Reading the wikipedia article on chiasmus, I found the following example of such a literary device. I am currently studying Latin, with very weak abilities as yet, but this is a very simple sentence, and even I can manage a translation. As I was writing last week (twice, actually) about self-seeking vs other-seeking, I thought it was a neat piece of serendipity.
The notion from Augustine is very famous, of course. It works as a concise summary of the argument of the City of God. Still, I’ve yet to tackle that one in Latin, so it’s gratifying to be able to read at least this one sentence. My translation has more words and is less poetic than the standard translation offered at wikipedia (and I cannot manage to find who did this translation.) I’m continually amazed at the density of well-composed Latin. I wouldn’t want to read a whole book translated in the awkward manner I have done below, but there are, in fact, components of Augustine’s original sentence that are missing from the standard translation. I’ve added them in my own translation — the sentence perhaps suffers as a result, but there it is.

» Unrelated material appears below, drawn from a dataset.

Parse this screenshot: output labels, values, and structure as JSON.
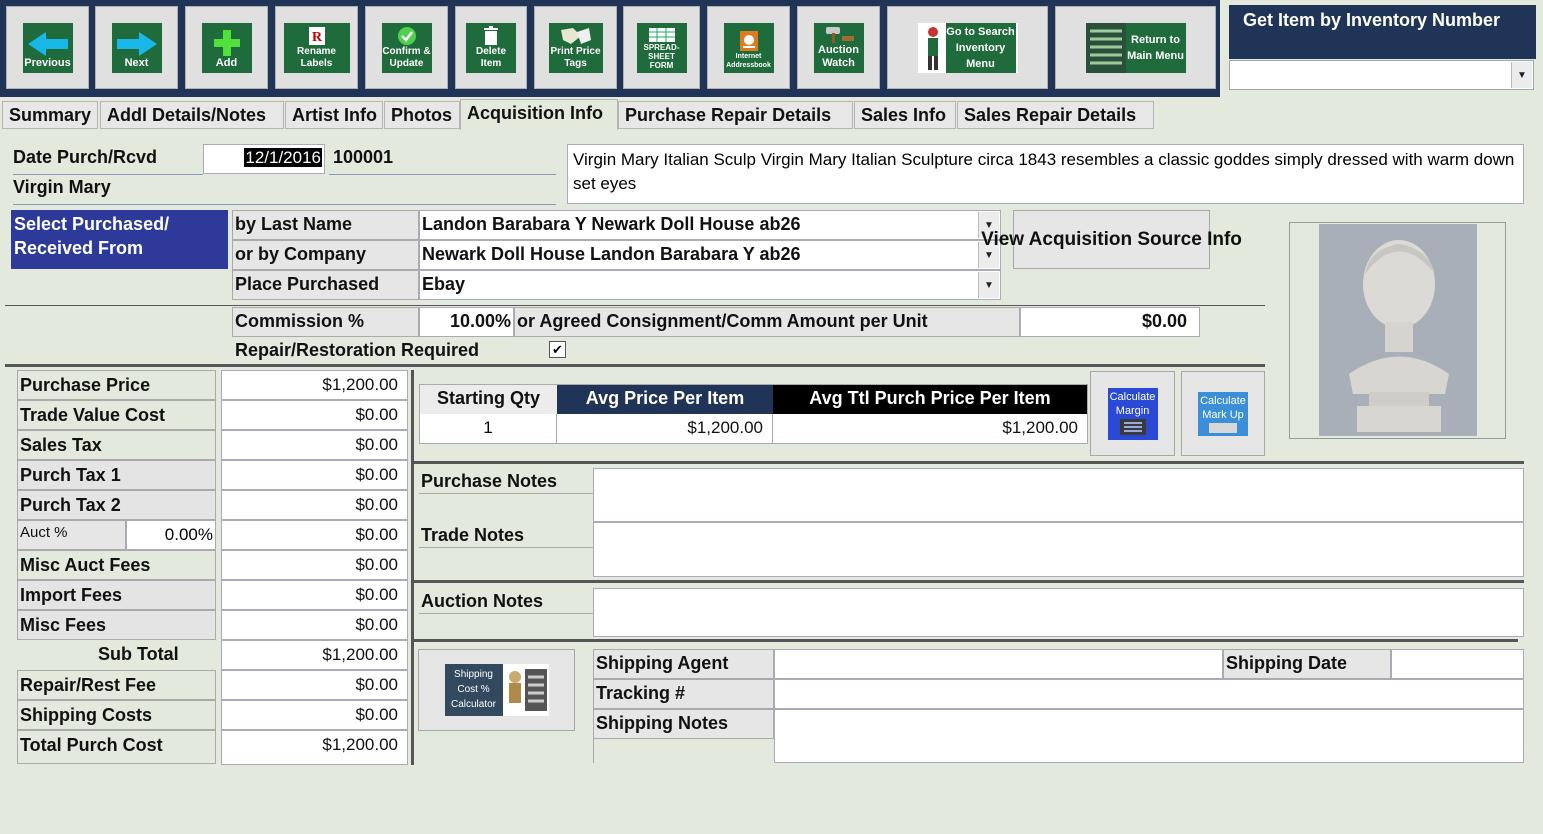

Fecerunt itaque ciuitates duas amores duo, terrenam scilicet amor sui usque ad contemptum Dei, caelestem uero amor Dei usque ad contemptum sui. — Augustine
My translation below.
“And so, two cities have been made from two loves: the worldly most certainly out of love of self — even unto the contempt of God — and the celestial truly out of love of God — even unto contempt of self.”
(Wikipedia points out that this is not a true chiasmus, but an example rather of antimetabole.)